A Jewish teenager dreams of acting and romance and the future, and she lives in Nazi-occupied Paris.
A Radiant Girl, the first feature written and directed by the veteran French actress Sandrine Kiberlain, opens with a montage of student actors practicing a scene from a play by Marivaux. Then we focus on one actress, 19-year-old Irène, played by Rebecca Marder, practicing that scene with a young man. Soon we can tell that she is the title character—excited by the theater and acting, intensely alive, mischievous, romantic, whip-smart, and in love with being in love.
If you were to watch the film knowing nothing about it (which most people don’t do, and if you want to do that, stop listening now), you’d see that we’re apparently in Paris, and although we don’t notice any phones or even televisions, there are zero shots of automobile traffic in the film—perhaps the budget wouldn’t allow for that, but the effect is to limit every aspect of this young woman’s life to private events and not historical ones. Until, about twenty minutes in, a comment in a brief scene reveals that we must be in German-occupied Paris during the Second World War. And the same comment also reveals that Irène and her family are Jewish.
Part of why this is so effective is that being Jewish isn’t some obvious identity marker for the family, but only a part of their overall character, which would include being French, being middle class, educated, secular (in this case), and a host of other more personal details. Irène’s theater class, her joyful obsession with boys and romance, and her behavior in her family, is not different from any non-Jewish teenage girl in essentials, although one must add that she is particularly bright, passionate, and beautiful. A Radiant Girl, as the title says, indeed.
Kiberlain has been a prominent actress since 1986, but a first directing job on a film will usually still have some rookie mistakes. For instance, here there are two or three anachronistic songs on the soundtrack, including one by Tom Waits, that however great they are as songs, took me out of the story for a bit. One big thing she got right, though, is the casting of, and directing of, the performance of Rebecca Marder, who has such marvelous variety of expression, and can play witty and naïve and hurt and, well, radiant, to perfection.

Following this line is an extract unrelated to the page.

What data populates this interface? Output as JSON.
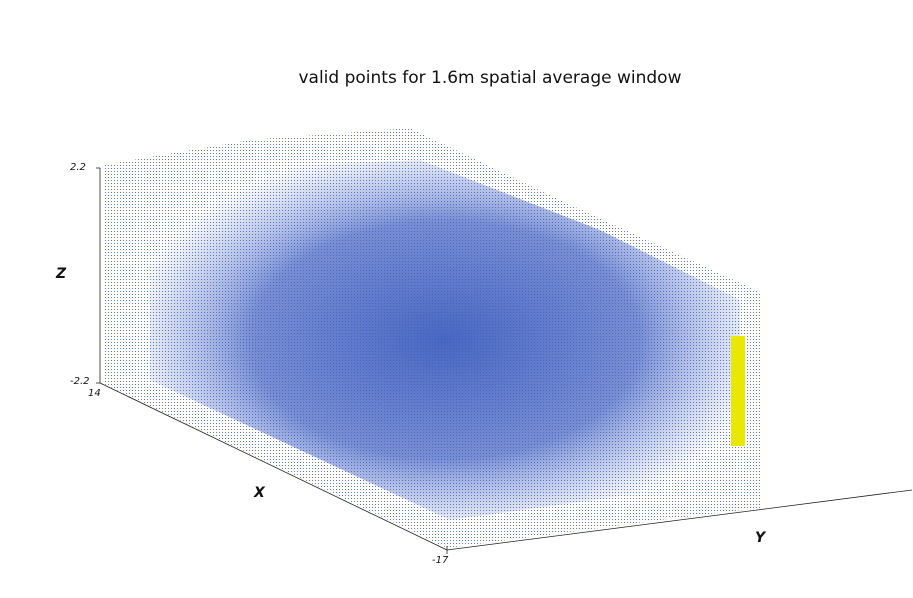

The film doesn’t show any trains or camps. It’s about before that, and the richness and the love, and the imagining, and the everyday ups and downs of the life before. We are struck by all that was lost. By the future that was taken away. By millions of people experiencing the destruction of everything they love, an unimaginable trauma occurring in their present life, a terror shattering the mind and heart. We don’t see any of this in the film, but we know it’s coming, and the knowledge hits us in a different way when we witness the life of one girl whose hope and desire for life is reflected in the eyes of those who love her. Kiberlain introduces the hint of a uniform in the final shot, but we don’t need to see more any more. In A Radiant Girl we are left only with the memory of what was irrevocably taken from us, with a large space for grief and the knowledge of never again.